Brent crude futures were down 13 cents at $60.48 a
barrel by 1338 GMT, erasing earlier gains. They had dropped by
1.6% on Wednesday and the contract is set for a monthly decline
of about 0.5%.
U.S. West Texas Intermediate (WTI) crude futures were
down 48 cents at $54.58. On the month, however, they are set for
a rise of about 0.9%, its biggest monthly gain since June.
The front-month Brent contract for December delivery expires
on Thursday. The one for January delivery was also down.
Factory activity in China shrank for a sixth straight month
in October while growth in the country's service sector activity
was its slowest since February 2016, official data showed on
Thursday.
A protracted trade war between China and the United States
has been weighing on the demand outlook for oil.
Leaders from the United States and China encountered a new
obstacle in their struggle to end the damaging trade conflict
when the summit at which they were supposed to meet was
cancelled because of violent protests in host nation
Chile.
U.S. President Donald Trump tweeted a new location would be
announced soon.
A Reuters survey showed on Thursday that oil prices are
likely to remain pressured this year and next.

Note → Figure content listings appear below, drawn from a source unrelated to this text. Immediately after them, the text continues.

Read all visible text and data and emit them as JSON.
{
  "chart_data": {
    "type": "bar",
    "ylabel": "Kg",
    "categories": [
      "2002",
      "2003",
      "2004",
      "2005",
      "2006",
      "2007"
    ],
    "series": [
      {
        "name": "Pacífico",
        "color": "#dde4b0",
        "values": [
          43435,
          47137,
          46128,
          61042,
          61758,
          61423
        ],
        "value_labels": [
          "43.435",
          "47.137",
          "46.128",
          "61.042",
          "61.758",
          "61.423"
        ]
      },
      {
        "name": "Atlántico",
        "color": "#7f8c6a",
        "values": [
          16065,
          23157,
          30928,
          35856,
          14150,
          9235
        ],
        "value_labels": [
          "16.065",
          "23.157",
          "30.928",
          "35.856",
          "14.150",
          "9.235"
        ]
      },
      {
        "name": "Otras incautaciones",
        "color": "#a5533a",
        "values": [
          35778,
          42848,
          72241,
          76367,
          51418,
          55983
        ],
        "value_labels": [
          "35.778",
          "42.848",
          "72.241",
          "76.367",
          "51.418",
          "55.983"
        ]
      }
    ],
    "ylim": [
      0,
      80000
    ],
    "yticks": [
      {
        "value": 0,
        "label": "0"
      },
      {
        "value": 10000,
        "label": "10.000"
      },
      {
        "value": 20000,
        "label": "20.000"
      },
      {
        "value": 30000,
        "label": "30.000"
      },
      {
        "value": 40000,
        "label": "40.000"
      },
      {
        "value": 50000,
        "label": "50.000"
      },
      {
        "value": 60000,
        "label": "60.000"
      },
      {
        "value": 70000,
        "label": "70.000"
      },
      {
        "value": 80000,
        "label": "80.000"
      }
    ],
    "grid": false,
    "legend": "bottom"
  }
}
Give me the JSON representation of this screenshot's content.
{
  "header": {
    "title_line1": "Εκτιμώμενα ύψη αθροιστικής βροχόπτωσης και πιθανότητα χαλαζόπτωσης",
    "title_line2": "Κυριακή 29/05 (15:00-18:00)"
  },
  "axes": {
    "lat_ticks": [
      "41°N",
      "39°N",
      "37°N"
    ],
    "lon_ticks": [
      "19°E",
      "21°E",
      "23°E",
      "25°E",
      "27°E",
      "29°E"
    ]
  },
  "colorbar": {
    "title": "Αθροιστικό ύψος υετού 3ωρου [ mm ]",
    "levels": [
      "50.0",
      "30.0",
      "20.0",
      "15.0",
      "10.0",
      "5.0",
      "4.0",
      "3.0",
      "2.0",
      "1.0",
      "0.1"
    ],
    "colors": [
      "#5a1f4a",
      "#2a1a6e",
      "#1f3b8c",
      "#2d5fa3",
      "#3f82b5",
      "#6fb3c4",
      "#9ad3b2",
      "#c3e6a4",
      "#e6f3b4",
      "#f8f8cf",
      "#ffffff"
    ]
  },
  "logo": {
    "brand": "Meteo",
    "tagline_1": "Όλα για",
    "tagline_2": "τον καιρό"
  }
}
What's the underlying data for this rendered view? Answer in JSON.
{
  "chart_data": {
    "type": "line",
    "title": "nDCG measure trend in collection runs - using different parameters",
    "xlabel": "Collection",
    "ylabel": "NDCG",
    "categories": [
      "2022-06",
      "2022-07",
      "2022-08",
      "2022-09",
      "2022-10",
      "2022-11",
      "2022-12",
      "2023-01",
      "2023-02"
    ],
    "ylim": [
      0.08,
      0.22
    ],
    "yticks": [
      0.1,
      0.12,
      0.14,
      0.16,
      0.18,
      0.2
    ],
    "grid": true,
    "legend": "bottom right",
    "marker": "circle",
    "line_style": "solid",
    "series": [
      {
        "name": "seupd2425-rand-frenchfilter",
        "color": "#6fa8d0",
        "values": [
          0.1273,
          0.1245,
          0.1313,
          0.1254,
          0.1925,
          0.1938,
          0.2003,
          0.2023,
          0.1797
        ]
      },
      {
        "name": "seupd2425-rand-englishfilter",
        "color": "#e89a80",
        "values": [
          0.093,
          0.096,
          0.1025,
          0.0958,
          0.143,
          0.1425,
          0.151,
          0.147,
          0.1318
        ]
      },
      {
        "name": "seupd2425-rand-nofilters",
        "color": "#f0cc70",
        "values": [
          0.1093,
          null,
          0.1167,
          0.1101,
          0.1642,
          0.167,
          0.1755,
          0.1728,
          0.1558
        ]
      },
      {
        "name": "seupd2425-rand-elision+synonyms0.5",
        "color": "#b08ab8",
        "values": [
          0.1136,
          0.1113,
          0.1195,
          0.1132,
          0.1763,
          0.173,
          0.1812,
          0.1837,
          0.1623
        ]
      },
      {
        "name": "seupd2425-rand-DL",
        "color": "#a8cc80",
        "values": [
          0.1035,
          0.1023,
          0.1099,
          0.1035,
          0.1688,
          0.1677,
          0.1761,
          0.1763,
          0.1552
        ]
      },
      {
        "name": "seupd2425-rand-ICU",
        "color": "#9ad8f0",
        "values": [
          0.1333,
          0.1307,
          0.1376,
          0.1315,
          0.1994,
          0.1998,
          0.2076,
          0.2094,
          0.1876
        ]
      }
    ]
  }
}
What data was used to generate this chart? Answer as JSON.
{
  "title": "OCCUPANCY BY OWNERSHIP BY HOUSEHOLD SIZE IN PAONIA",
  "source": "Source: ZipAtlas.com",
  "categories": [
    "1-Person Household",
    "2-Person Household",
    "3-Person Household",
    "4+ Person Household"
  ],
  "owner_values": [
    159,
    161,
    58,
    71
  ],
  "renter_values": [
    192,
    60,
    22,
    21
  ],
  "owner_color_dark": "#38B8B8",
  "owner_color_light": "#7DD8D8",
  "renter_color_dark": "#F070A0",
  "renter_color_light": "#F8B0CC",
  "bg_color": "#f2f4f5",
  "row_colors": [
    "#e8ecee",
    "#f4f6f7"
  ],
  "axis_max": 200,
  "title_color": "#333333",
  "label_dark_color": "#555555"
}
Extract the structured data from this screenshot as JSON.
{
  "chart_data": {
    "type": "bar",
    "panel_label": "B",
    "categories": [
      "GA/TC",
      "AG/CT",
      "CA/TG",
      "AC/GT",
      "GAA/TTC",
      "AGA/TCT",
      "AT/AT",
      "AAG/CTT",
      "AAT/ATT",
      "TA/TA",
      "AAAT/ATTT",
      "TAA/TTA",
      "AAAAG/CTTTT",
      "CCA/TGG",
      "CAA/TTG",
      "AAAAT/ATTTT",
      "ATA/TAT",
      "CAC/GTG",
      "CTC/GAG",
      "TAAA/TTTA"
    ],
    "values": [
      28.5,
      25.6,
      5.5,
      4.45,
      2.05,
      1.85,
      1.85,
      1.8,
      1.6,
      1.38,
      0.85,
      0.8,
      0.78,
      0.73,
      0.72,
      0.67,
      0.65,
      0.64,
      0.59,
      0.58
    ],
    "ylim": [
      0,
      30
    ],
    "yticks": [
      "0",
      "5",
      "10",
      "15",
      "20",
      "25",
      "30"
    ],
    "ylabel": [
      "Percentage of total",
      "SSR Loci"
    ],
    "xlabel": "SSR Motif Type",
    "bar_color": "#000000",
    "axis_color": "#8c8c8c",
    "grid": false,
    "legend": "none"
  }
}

The poll of 51
economists and analysts forecast Brent crude would average
$64.16 a barrel in 2019 and $62.38 next year.
Releasing third-quarter results, Royal Dutch Shell
warned that uncertain economic conditions could slow its $25
billion share buyback programme, the world's largest, and had
led to a downward revision to its oil price outlook.
The U.S. Federal Reserve cut interest rates for a third time
this year on Wednesday, looking to bolster economic growth with
a move that could also boost demand for crude.
Yet gains are likely to be capped until inventories start to
show sustained declines.
U.S. crude inventories rose by 5.7 million
barrels in the week to Oct. 25, the U.S. Energy Information
Administration said on Wednesday, compared with analyst
expectations for an increase of 494,000 barrels.
"The U.S. stock report was anything but encouraging," PVM
analysts said in a note.
The American Petroleum Institute had previously reported a
decline of 708,000 barrels, raising hopes that official figures
would also show a fall.
Cushioning the bearish crude data, the EIA showed gasoline
and distillate inventories continued to draw.